Robert Fripp : un son et un regard terrifiants

Robert Fripp : un son et un regard terrifiants

King Crimson, c’est avant tout un homme. Robert Fripp. Seul membre à avoir participé à toutes les incarnations du groupe. Guitariste cérébral de formation classique, il est infoutu de jouer du blues. Férocement british, féru d’ésotérisme, il théorise tout autour de « son » groupe. Car depuis 1970, il décide des directions à prendre, des changements de personnel, des évolutions musicales. Des périodes d’arrêt aussi. Avec lui, King Crimson est plus qu’un simple groupe : c’est une force, une entité ectoplasmique dont il ressent la présence. S’il commence à jouer des choses qui lui évoquent le groupe, dans ses projets solo ou ses collaborations, il convoque une poignée de musiciens dont il sait qu’ils auront les épaules assez solides pour se lancer dans l’aventure, et il réactive King Crimson. Fripp est un type bizarre.
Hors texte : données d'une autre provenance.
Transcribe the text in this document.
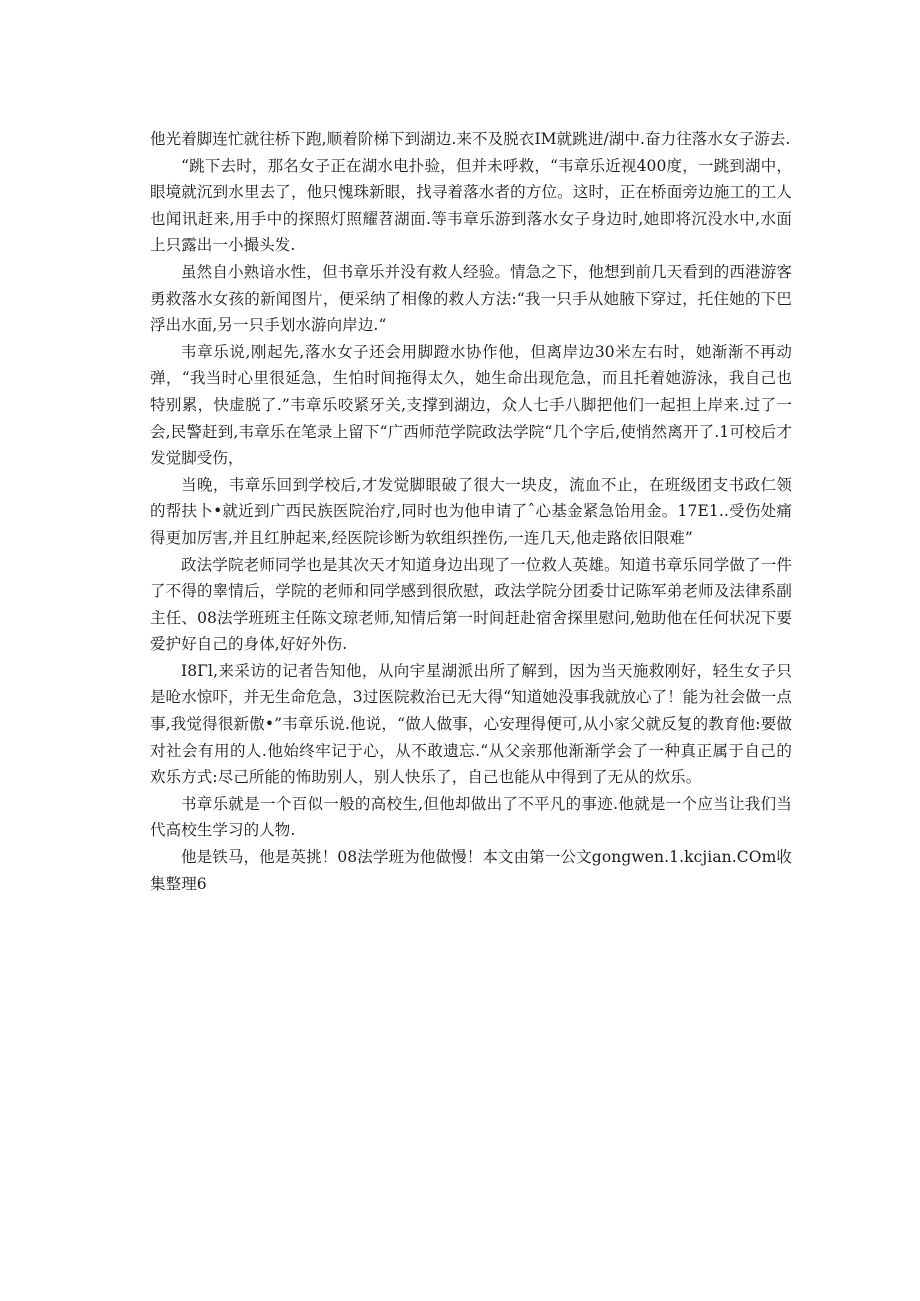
他光着脚连忙就往桥下跑,顺着阶梯下到湖边.来不及脱衣IM就跳进/湖中.奋力往落水女子游去.

“跳下去时，那名女子正在湖水电扑验，但并未呼救，“韦章乐近视400度，一跳到湖中，眼境就沉到水里去了，他只愧珠新眼，找寻着落水者的方位。这时，正在桥面旁边施工的工人也闻讯赶来,用手中的探照灯照耀苕湖面.等韦章乐游到落水女子身边时,她即将沉没水中,水面上只露出一小撮头发.

虽然自小熟谙水性，但书章乐并没有救人经验。情急之下，他想到前几天看到的西港游客勇救落水女孩的新闻图片，便采纳了相像的救人方法:“我一只手从她腋下穿过，托住她的下巴浮出水面,另一只手划水游向岸边.“

韦章乐说,刚起先,落水女子还会用脚蹬水协作他，但离岸边30米左右时，她渐渐不再动弹，“我当时心里很延急，生怕时间拖得太久，她生命出现危急，而且托着她游泳，我自己也特别累，快虚脱了.”韦章乐咬紧牙关,支撑到湖边，众人七手八脚把他们一起担上岸来.过了一会,民警赶到,韦章乐在笔录上留下“广西师范学院政法学院“几个字后,使悄然离开了.1可校后才发觉脚受伤，

当晚，韦章乐回到学校后,才发觉脚眼破了很大一块皮，流血不止，在班级团支书政仁领的帮扶卜•就近到广西民族医院治疗,同时也为他申请了ˆ心基金紧急饴用金。17E1..受伤处痛得更加厉害,并且红肿起来,经医院诊断为软组织挫伤,一连几天,他走路依旧限难”

政法学院老师同学也是其次天才知道身边出现了一位救人英雄。知道书章乐同学做了一件了不得的睾情后，学院的老师和同学感到很欣慰，政法学院分团委廿记陈军弟老师及法律系副主任、08法学班班主任陈文琼老师,知情后第一时间赶赴宿舍探里慰问,勉助他在任何状况下要爱护好自己的身体,好好外伤.

I8Γl,来采访的记者告知他，从向宇星湖派出所了解到，因为当天施救刚好，轻生女子只是呛水惊吓，并无生命危急，3过医院救治已无大得“知道她没事我就放心了！能为社会做一点事,我觉得很新傲•”韦章乐说.他说，“做人做事，心安理得便可,从小家父就反复的教育他:要做对社会有用的人.他始终牢记于心，从不敢遗忘.“从父亲那他渐渐学会了一种真正属于自己的欢乐方式:尽己所能的怖助别人，别人快乐了，自己也能从中得到了无从的炊乐。

书章乐就是一个百似一般的高校生,但他却做出了不平凡的事迹.他就是一个应当让我们当代高校生学习的人物.

他是铁马，他是英挑！08法学班为他做慢！本文由第一公文gongwen.1.kcjian.COm收　集整理6
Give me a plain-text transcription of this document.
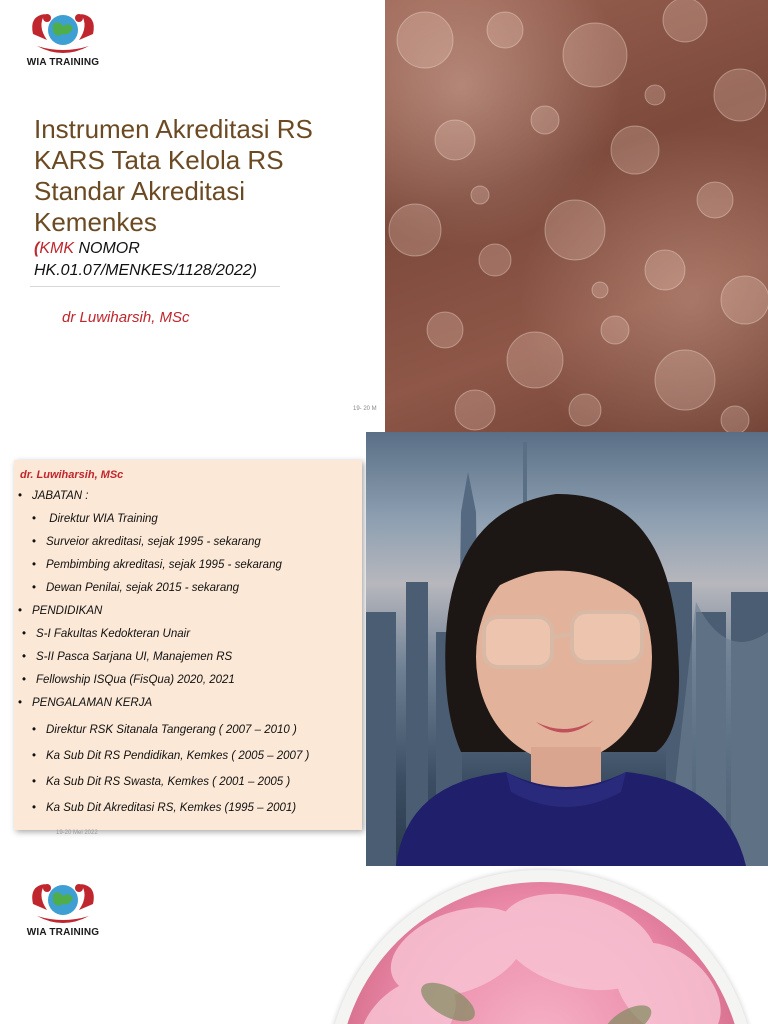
WIA TRAINING
Instrumen Akreditasi RS
KARS Tata Kelola RS
Standar Akreditasi
Kemenkes
(KMK NOMOR
HK.01.07/MENKES/1128/2022)
dr Luwiharsih, MSc
19- 20 M
dr. Luwiharsih, MSc
• JABATAN :
• Direktur WIA Training
• Surveior akreditasi, sejak 1995 - sekarang
• Pembimbing akreditasi, sejak 1995 - sekarang
• Dewan Penilai, sejak 2015 - sekarang
• PENDIDIKAN
• S-I Fakultas Kedokteran Unair
• S-II Pasca Sarjana UI, Manajemen RS
• Fellowship ISQua (FisQua) 2020, 2021
• PENGALAMAN KERJA
• Direktur RSK Sitanala Tangerang ( 2007 – 2010 )
• Ka Sub Dit RS Pendidikan, Kemkes ( 2005 – 2007 )
• Ka Sub Dit RS Swasta, Kemkes ( 2001 – 2005 )
• Ka Sub Dit Akreditasi RS, Kemkes (1995 – 2001)
19-20 Mei 2022
WIA TRAINING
Pince-sans-rire, ponctuant régulièrement son discours avec des aphorismes, il réclame un maximum d’attention de son public quand il est sur scène et déteste qu’on le prenne en photo quand il s’active sur sa guitare. Pour beaucoup c’est un inconnu, mais ses œuvres sont mondialement connues : la longue plainte de guitare sur Heroes de David Bowie, c’est lui. Les alertes sonores de Windows depuis Vista, c’est lui aussi. Le plus fou dans cette histoire, c’est qu’il joue immobile, assis sur un tabouret. Cela ne l’empêche pas de produire un vacarme à donner des complexes à n’importe quel as de la six-cordes.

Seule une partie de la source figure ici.